Un nouveau frisson me parcourt, qui n’a rien de délicieux…

— Oui, je vais vous parler, je pourrais dire comme sous le siau de la confession, si j’étais un clérical, mais ne répétez jamais ce que je vous confie là ; c’est grave !

La figure de mon « gardien » prend une expression mystérieuse, alarmée.
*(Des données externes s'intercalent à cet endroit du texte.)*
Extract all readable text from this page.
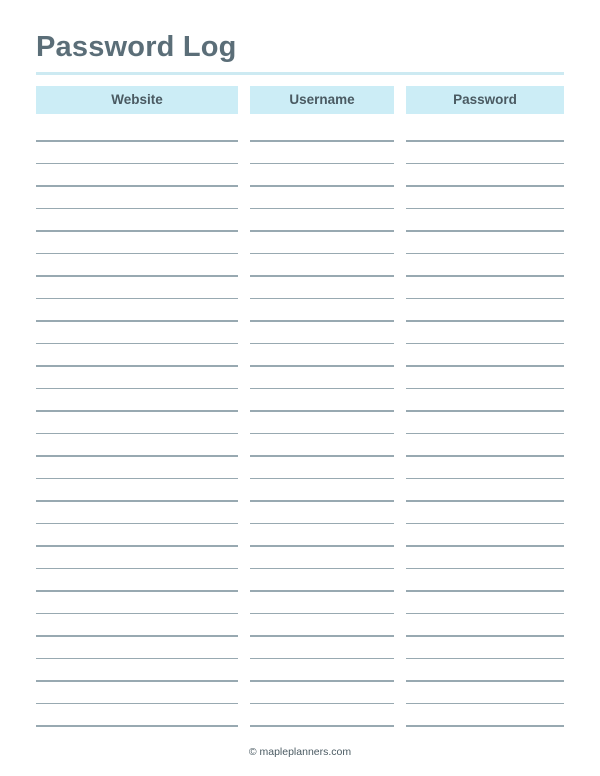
Password Log
Website	Username	Password
© mapleplanners.com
Il se penche vers moi et c’est presque à mon oreille qu’il murmure d’une voix éteinte :

— Le Dr Bid’homme, vous voulez que je vous donne mon « opinion de jugement », eh bien, c’est un « nom de Dieu » !

Cette qualification blasphématoire a, sans doute, pour lui, un sens terrible ; ces trois mots doivent contenir des océans d’horreur, constituer la suprême injure, flétrir à jamais ; car l’homme aux yeux pâles tire frénétiquement sa moustache jaune et sa physionomie angoissée me révèle qu’il se repent déjà de s’être si dangereusement compromis.

— Je vous assure, conclut-il, que j’aime mieux ne plus revenir là-dessus, jamais, jamais. D’ailleurs pourquoi ? À présent vous savez tout et je vous demande le silence le plus abzolu.

Son émotion me gagne. Pour détourner le cours de ses inquiétudes, je le prie de bien vouloir débarrasser mon lit de deux assiettes qui me gênent ; l’une contient encore une tranche de viande froide, l’autre un fort morceau de gruyère. Mon gardien dépose la première dans le tiroir de la table de nuit, met la seconde — sous clef — à un étage quelconque de la commode avec une tasse vide, un couteau et une fourchette et se retourne vers moi, déjà soulagé par la satisfaction du devoir accompli. Il pontifie un peu :

— ’faut avoir de l’ordre : c’est pas un bon système de tout laisser traîner à la valdrague, on retrouve plus rien après ! Oh ! c’est pas que j’accuserais Monsieur de s’approprier la vaisselle de l’établissement, mais un agzident s’est si vite arrivé !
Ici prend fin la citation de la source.